Despite his determined efforts to help move Haddad's bill forward, Lyons — a former lawyer and long-time basketball coach at several levels — says he's aware of the challenges any new education program could pose for high school athletic directors and coaches.
"My response to that is, even though there is a learning curve involved, it will make the job of an athletic director so much easier," he says, adding that GetPsychedSports.org has not yet been asked to help develop the proposed curriculum. "Imagine if you could just hand parents a booklet and say, 'Look, we're teaching your kids how to be positive.' But it's hard to get people to see long-term gains.
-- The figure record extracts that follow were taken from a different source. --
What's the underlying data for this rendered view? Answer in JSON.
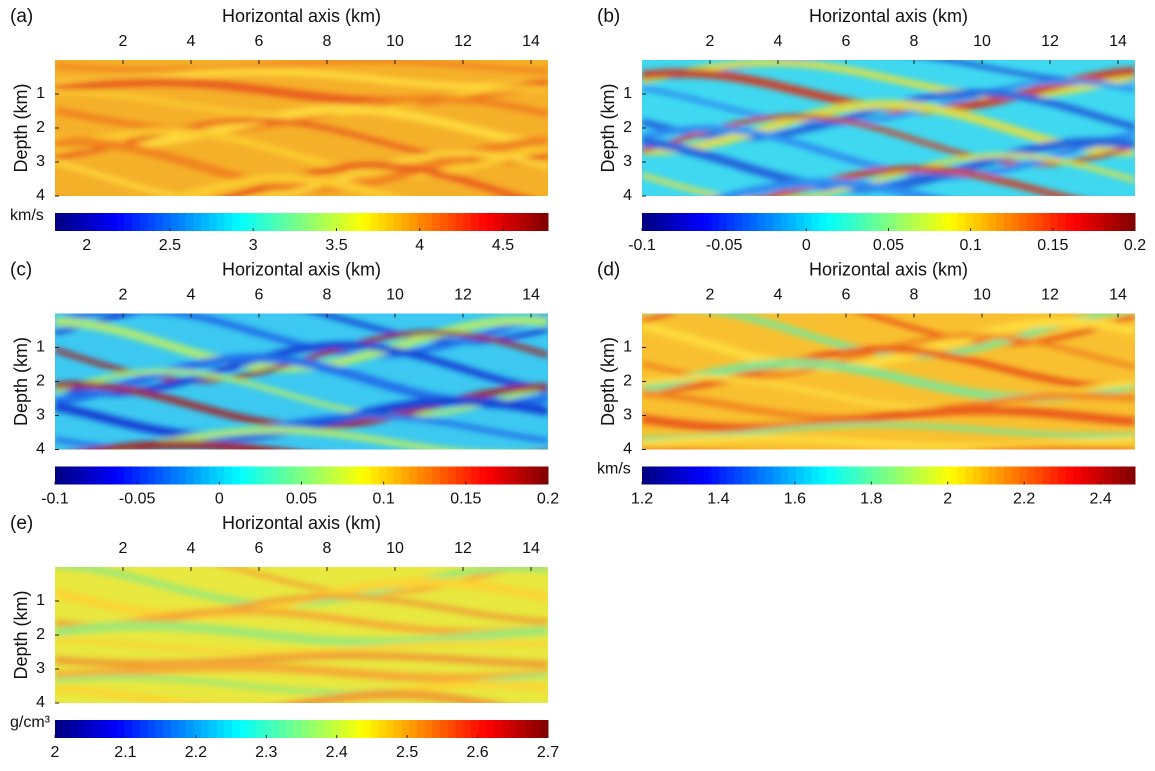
{
  "chart_data": [
    {
      "type": "heatmap",
      "panel_label": "(a)",
      "xlabel": "Horizontal axis (km)",
      "ylabel": "Depth (km)",
      "xlim": [
        0,
        14.5
      ],
      "xticks": [
        2,
        4,
        6,
        8,
        10,
        12,
        14
      ],
      "ylim": [
        0,
        4
      ],
      "yticks": [
        1,
        2,
        3,
        4
      ],
      "y_reversed": true,
      "colormap": "jet",
      "colorbar_label": "km/s",
      "clim": [
        1.81,
        4.77
      ],
      "cticks": [
        2,
        2.5,
        3,
        3.5,
        4,
        4.5
      ],
      "field_color": "#f5b02a",
      "stripe_colors": [
        "#f07a1a",
        "#ffe040",
        "#e8501a",
        "#fcd030"
      ]
    },
    {
      "type": "heatmap",
      "panel_label": "(b)",
      "xlabel": "Horizontal axis (km)",
      "ylabel": "Depth (km)",
      "xlim": [
        0,
        14.5
      ],
      "xticks": [
        2,
        4,
        6,
        8,
        10,
        12,
        14
      ],
      "ylim": [
        0,
        4
      ],
      "yticks": [
        1,
        2,
        3,
        4
      ],
      "y_reversed": true,
      "colormap": "jet",
      "clim": [
        -0.1,
        0.2
      ],
      "cticks": [
        -0.1,
        -0.05,
        0,
        0.05,
        0.1,
        0.15,
        0.2
      ],
      "field_color": "#3fd8f0",
      "stripe_colors": [
        "#1a50d8",
        "#f2e030",
        "#e02a10",
        "#2a80f0"
      ]
    },
    {
      "type": "heatmap",
      "panel_label": "(c)",
      "xlabel": "Horizontal axis (km)",
      "ylabel": "Depth (km)",
      "xlim": [
        0,
        14.5
      ],
      "xticks": [
        2,
        4,
        6,
        8,
        10,
        12,
        14
      ],
      "ylim": [
        0,
        4
      ],
      "yticks": [
        1,
        2,
        3,
        4
      ],
      "y_reversed": true,
      "colormap": "jet",
      "clim": [
        -0.1,
        0.2
      ],
      "cticks": [
        -0.1,
        -0.05,
        0,
        0.05,
        0.1,
        0.15,
        0.2
      ],
      "field_color": "#3cc8f0",
      "stripe_colors": [
        "#0a2ad0",
        "#1a60e8",
        "#c0f060",
        "#b01010"
      ]
    },
    {
      "type": "heatmap",
      "panel_label": "(d)",
      "xlabel": "Horizontal axis (km)",
      "ylabel": "Depth (km)",
      "xlim": [
        0,
        14.5
      ],
      "xticks": [
        2,
        4,
        6,
        8,
        10,
        12,
        14
      ],
      "ylim": [
        0,
        4
      ],
      "yticks": [
        1,
        2,
        3,
        4
      ],
      "y_reversed": true,
      "colormap": "jet",
      "colorbar_label": "km/s",
      "clim": [
        1.2,
        2.49
      ],
      "cticks": [
        1.2,
        1.4,
        1.6,
        1.8,
        2,
        2.2,
        2.4
      ],
      "field_color": "#f8c030",
      "stripe_colors": [
        "#e84a18",
        "#70e8a0",
        "#ffe040",
        "#f07a1a"
      ]
    },
    {
      "type": "heatmap",
      "panel_label": "(e)",
      "xlabel": "Horizontal axis (km)",
      "ylabel": "Depth (km)",
      "xlim": [
        0,
        14.5
      ],
      "xticks": [
        2,
        4,
        6,
        8,
        10,
        12,
        14
      ],
      "ylim": [
        0,
        4
      ],
      "yticks": [
        1,
        2,
        3,
        4
      ],
      "y_reversed": true,
      "colormap": "jet",
      "colorbar_label": "g/cm³",
      "clim": [
        2,
        2.7
      ],
      "cticks": [
        2,
        2.1,
        2.2,
        2.3,
        2.4,
        2.5,
        2.6,
        2.7
      ],
      "field_color": "#e8e840",
      "stripe_colors": [
        "#f8a030",
        "#90e880",
        "#ffd030",
        "#f09030"
      ]
    }
  ]
}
What we're trying to do is capture the message of sports and use it to benefit our society as a whole. But this is in the state's hands. All I'm doing is advocating for it, and sometimes you have to make people angry in order to make them move. I know there are many, many ADs in Massachusetts who hate what I am doing."
Vaccaro, for one, harbors no animosity toward Lyons, Haddad or any of the bill's supporters. "I don't want to be negative about this, because I really believe in it," he says. "Let's start it and just see where it goes."